The key is balancing risk with progress. IT teams must increasingly consider environmental and sustainability metrics in their decision making. Mastering this balance is crucial for navigating the changing IT landscape.
Conclusion
As previously mentioned, every organization is different and to understand if there’s a viable business case to implement down / up cluster scaling (or any other kind of energy reduction measures) you will need to consider the specifics of your situation.
But if you can get the basics together you might be able to see if there’s a case for action. By way of a checklist, here’s what you’ll need to get together.
- Where you are in the world your environment is located so as to determine:
- The cost of electricity, if indeed you are paying. If you can’t find a bill then research an average for your region.
- The carbon intensity of your electricity grid from a credible source like Electricity Maps or whatever your organization uses as a source for carbon intensity grid factors.
- The idle power of nodes at the low period (e.g. weekend or at quiet season). Use this Technote for information on how to do that.
- The PUE of your data center if you know it, or a reasonably sourced average
- An assessment of your cluster’s capacity (use Capacity Runway!) to make sure that it won’t miss the nodes you want to turn off, either for compute or storage.

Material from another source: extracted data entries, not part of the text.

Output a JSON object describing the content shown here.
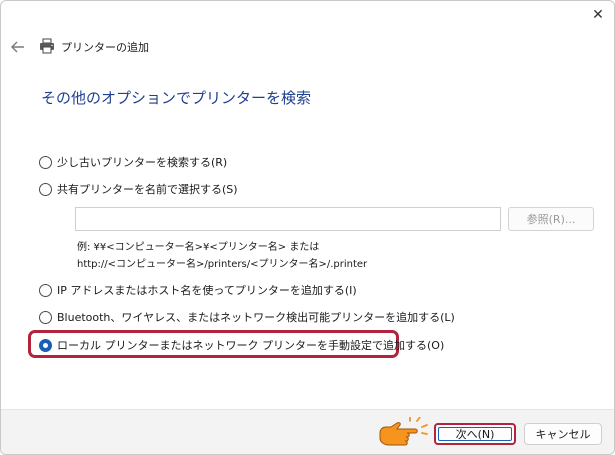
{
  "window": {
    "title": "プリンターの追加",
    "close_glyph": "✕"
  },
  "heading": "その他のオプションでプリンターを検索",
  "options": [
    {
      "label": "少し古いプリンターを検索する(R)",
      "checked": false
    },
    {
      "label": "共有プリンターを名前で選択する(S)",
      "checked": false
    },
    {
      "label": "IP アドレスまたはホスト名を使ってプリンターを追加する(I)",
      "checked": false
    },
    {
      "label": "Bluetooth、ワイヤレス、またはネットワーク検出可能プリンターを追加する(L)",
      "checked": false
    },
    {
      "label": "ローカル プリンターまたはネットワーク プリンターを手動設定で追加する(O)",
      "checked": true
    }
  ],
  "shared_printer": {
    "input_value": "",
    "browse_label": "参照(R)...",
    "example_line1": "例: ¥¥<コンピューター名>¥<プリンター名> または",
    "example_line2": "http://<コンピューター名>/printers/<プリンター名>/.printer"
  },
  "footer": {
    "next_label": "次へ(N)",
    "cancel_label": "キャンセル"
  },
  "colors": {
    "heading": "#1f3f8f",
    "accent": "#1a5fb4",
    "highlight": "#b3233e",
    "hand": "#f7941d"
  },
  "icons": {
    "back": "back-arrow-icon",
    "printer": "printer-icon",
    "close": "close-icon",
    "pointer": "pointing-hand-icon"
  }
}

- How many scaling operations per year do you anticipate? How many hours of node downtime will this result in?
- Take some time to investigate the Nutanix Carbon and Power Estimator, an educational tool that demonstrates how some of the key concepts used above can impact energy consumption and the associated carbon emissions.
Collating this information should be reasonably straightforward, at least at a high level, then as the business case is developed further detail can be obtained and the full risk / reward of implementing this strategy can be assessed.
Our hope is that, if facilitated by smart technology, properly designed processes and backed by a world class support organization, organizations can start to think seriously about how they can scale their infrastructure on demand and reduce the overall energy consumption.